In any event, I am here to ask, if there are some web-sites or publications that deal specifically with reading the surface of the water to guess what is going on with wind, current, chemistry, bottom shape/depth, and tide? Hopefully, with a sailor audience in mind. To be of use it would be a publication with excellent line drawings or photographs. Just wondering. -- Wade

Tom Hunter
08-22-2009, 08:05 AM
I went sailing with a glider pilot the other day. Here is his explaination.

He was in Salem, looking across the harbor at a house fire in Marblehead. The smoke went up to a certain height, then blew off in a pattern that looks a lot like waves.

He thinks the same thing happens down at sea level with the breeze. The calm spot is where the peak of the wave of wind has risen up, then the trough hits the water, ect.

I think he may be right. I notice this happens more when the wind is shifting, and in my sailing I am paying more attention to staying in the wind and it is helping the boat I crew place better in races.

Ian McColgin
08-22-2009, 08:47 AM
There are many causes of different surface effects on the water. Your description is a perfect rendition of "cat's paws" that come as the air goes from Calm (Beaufort Force 0, if wind, under one knot) to a Light Air (Beaufort Force 1, 1-3 knots wind).

Start by learning the Beaufort scale as it gives both shore based and water cues to estimating wind strength. A picture version helps.

These are purely wind induced waves, quite different in both cause and appearance, from waves caused by current flow, shear effects between different currents, roiling or turbulence of the current over various bottoms, waves from upwelling springs or meeting pelagic currents and so forth.

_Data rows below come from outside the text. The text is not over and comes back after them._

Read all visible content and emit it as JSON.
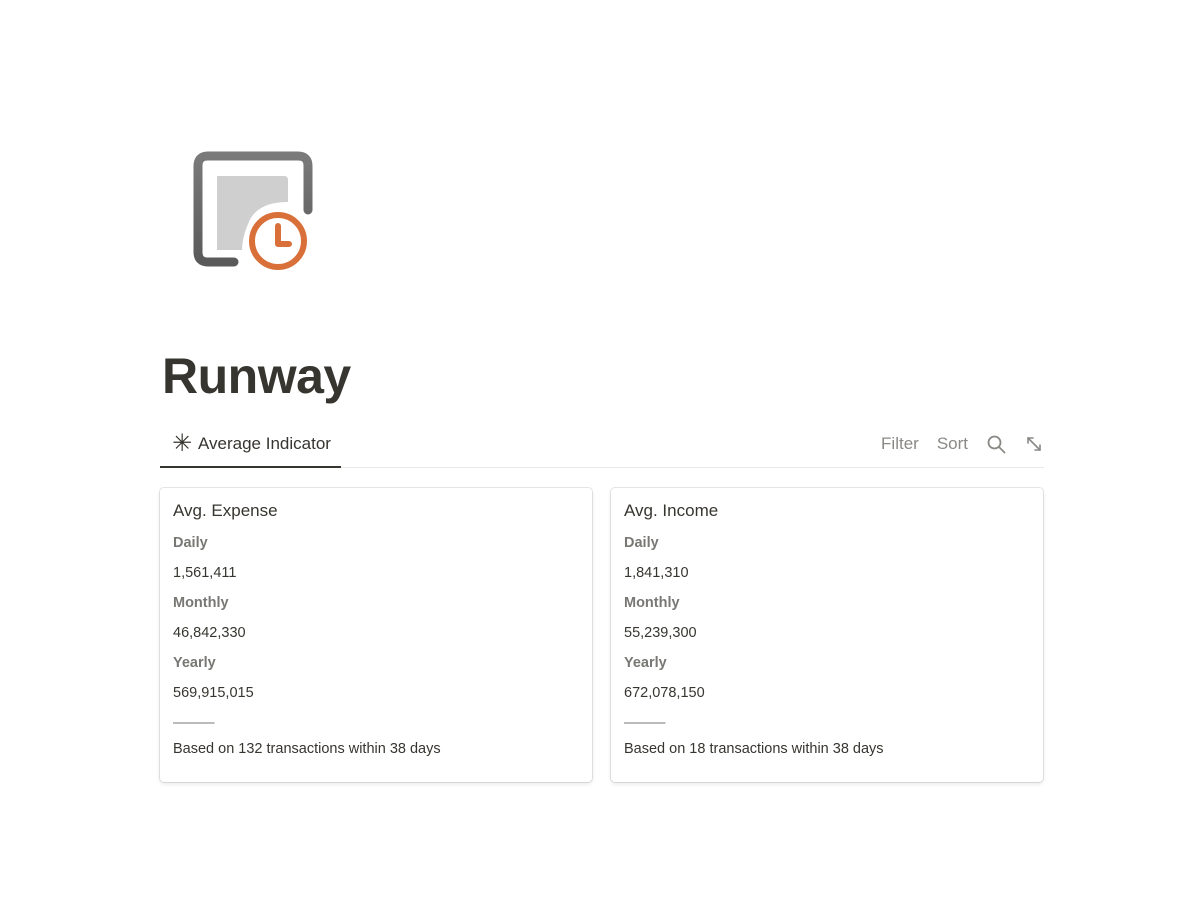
{
  "page": {
    "icon": "clipboard-clock-icon",
    "title": "Runway"
  },
  "view": {
    "tab_icon": "asterisk-icon",
    "tab_label": "Average Indicator",
    "tab_glyph": "✳"
  },
  "toolbar": {
    "filter_label": "Filter",
    "sort_label": "Sort",
    "search_icon": "search-icon",
    "expand_icon": "expand-icon"
  },
  "cards": [
    {
      "title": "Avg. Expense",
      "daily_label": "Daily",
      "daily_value": "1,561,411",
      "monthly_label": "Monthly",
      "monthly_value": "46,842,330",
      "yearly_label": "Yearly",
      "yearly_value": "569,915,015",
      "divider": "———",
      "note": "Based on 132 transactions within 38 days"
    },
    {
      "title": "Avg. Income",
      "daily_label": "Daily",
      "daily_value": "1,841,310",
      "monthly_label": "Monthly",
      "monthly_value": "55,239,300",
      "yearly_label": "Yearly",
      "yearly_value": "672,078,150",
      "divider": "———",
      "note": "Based on 18 transactions within 38 days"
    }
  ],
  "colors": {
    "accent_orange": "#d9703a",
    "icon_gray": "#6b6b6b",
    "text": "#37352f",
    "muted": "#787774"
  }
}
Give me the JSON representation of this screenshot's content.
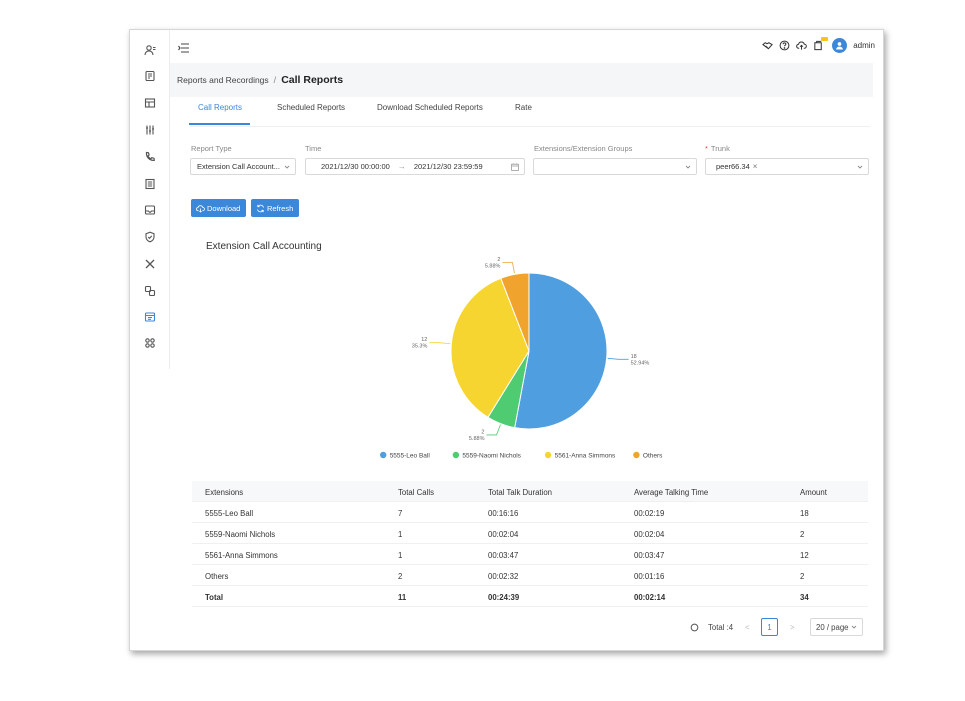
{
  "header": {
    "username": "admin"
  },
  "breadcrumb": {
    "parent": "Reports and Recordings",
    "separator": "/",
    "current": "Call Reports"
  },
  "tabs": [
    {
      "label": "Call Reports",
      "active": true
    },
    {
      "label": "Scheduled Reports",
      "active": false
    },
    {
      "label": "Download Scheduled Reports",
      "active": false
    },
    {
      "label": "Rate",
      "active": false
    }
  ],
  "filters": {
    "report_type_label": "Report Type",
    "report_type_value": "Extension Call Account...",
    "time_label": "Time",
    "time_start": "2021/12/30 00:00:00",
    "time_arrow": "→",
    "time_end": "2021/12/30 23:59:59",
    "ext_groups_label": "Extensions/Extension Groups",
    "ext_groups_value": "",
    "trunk_required": "*",
    "trunk_label": "Trunk",
    "trunk_tag": "peer66.34",
    "trunk_tag_remove": "×"
  },
  "actions": {
    "download_label": "Download",
    "refresh_label": "Refresh"
  },
  "chart_data": {
    "type": "pie",
    "title": "Extension Call Accounting",
    "categories": [
      "5555-Leo Ball",
      "5559-Naomi Nichols",
      "5561-Anna Simmons",
      "Others"
    ],
    "values": [
      18,
      2,
      12,
      2
    ],
    "slice_labels": [
      {
        "value": "18",
        "percent": "52.94%"
      },
      {
        "value": "2",
        "percent": "5.88%"
      },
      {
        "value": "12",
        "percent": "35.3%"
      },
      {
        "value": "2",
        "percent": "5.88%"
      }
    ],
    "colors": [
      "#4f9fe0",
      "#4fcb72",
      "#f6d531",
      "#f0a42e"
    ],
    "legend_position": "bottom"
  },
  "table": {
    "columns": [
      "Extensions",
      "Total Calls",
      "Total Talk Duration",
      "Average Talking Time",
      "Amount"
    ],
    "rows": [
      [
        "5555-Leo Ball",
        "7",
        "00:16:16",
        "00:02:19",
        "18"
      ],
      [
        "5559-Naomi Nichols",
        "1",
        "00:02:04",
        "00:02:04",
        "2"
      ],
      [
        "5561-Anna Simmons",
        "1",
        "00:03:47",
        "00:03:47",
        "12"
      ],
      [
        "Others",
        "2",
        "00:02:32",
        "00:01:16",
        "2"
      ]
    ],
    "total": [
      "Total",
      "11",
      "00:24:39",
      "00:02:14",
      "34"
    ]
  },
  "pagination": {
    "total_text": "Total :4",
    "prev": "<",
    "page": "1",
    "next": ">",
    "page_size": "20 / page"
  },
  "colors": {
    "accent": "#3b87d9"
  }
}
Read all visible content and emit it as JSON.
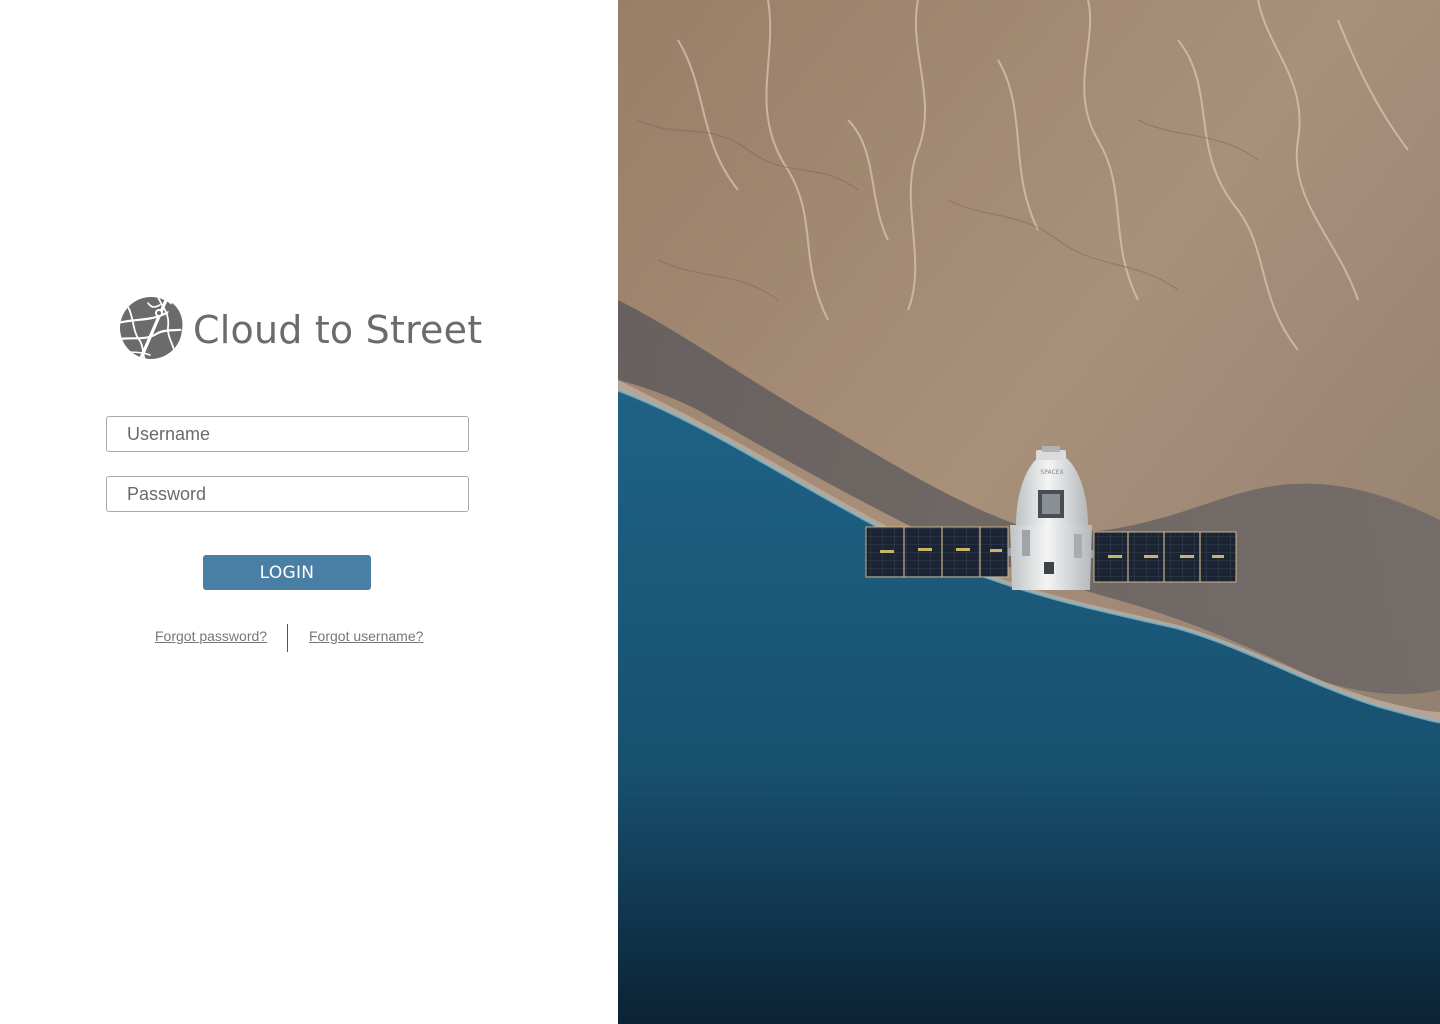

Additionally, waves are usually the result of several forces. For example, an inlet with a strong ebb will make some nasty steep chop if the breeze is on-shore. Different off-shore conditions each generate their own wave patterns that then meet in combination, leading to the mistaken in detail notion that every seventh (or sixth or whatever) wave is higher.

Any good oceanography primer in your public library will give you a good start at reading water.

rbgarr
08-22-2009, 09:23 AM
The calm spot is where the peak of the wave of wind has risen up, then the trough hits the water, ect.

That's what my neighbor, a professor of oceanography says. It's also visible sometimes on tell-tales on the sail: before sailing into a calm streak the telltale settles briefly, sailing out of one it lifts briefly then straightens out more.

Bill Perkins
08-22-2009, 09:36 AM
I was pondering this same phenomena from Clay Head on Block Island this Summer .

wtarzia
08-22-2009, 12:06 PM
...He was in Salem, looking across the harbor at a house fire in Marblehead. The smoke went up to a certain height, then blew off in a pattern that looks a lot like waves. ...

--- That sounds like Kelvin-Helmholz clouds, which can form where warm air overlies colder air, with a windshear present, so that the boundary between forms "breakers" in the sky. Perhaps it makes sense that this can happen near the water, where friction with the water surface provides the shearing force?

However, if I am not mistaken, the wind on the lake that day tended to flow along the long narrow glassy parts rather than be parallel with it. -- Wade

wtarzia
08-22-2009, 12:10 PM
...Any good oceanography primer in your public library will give you a good start at reading water.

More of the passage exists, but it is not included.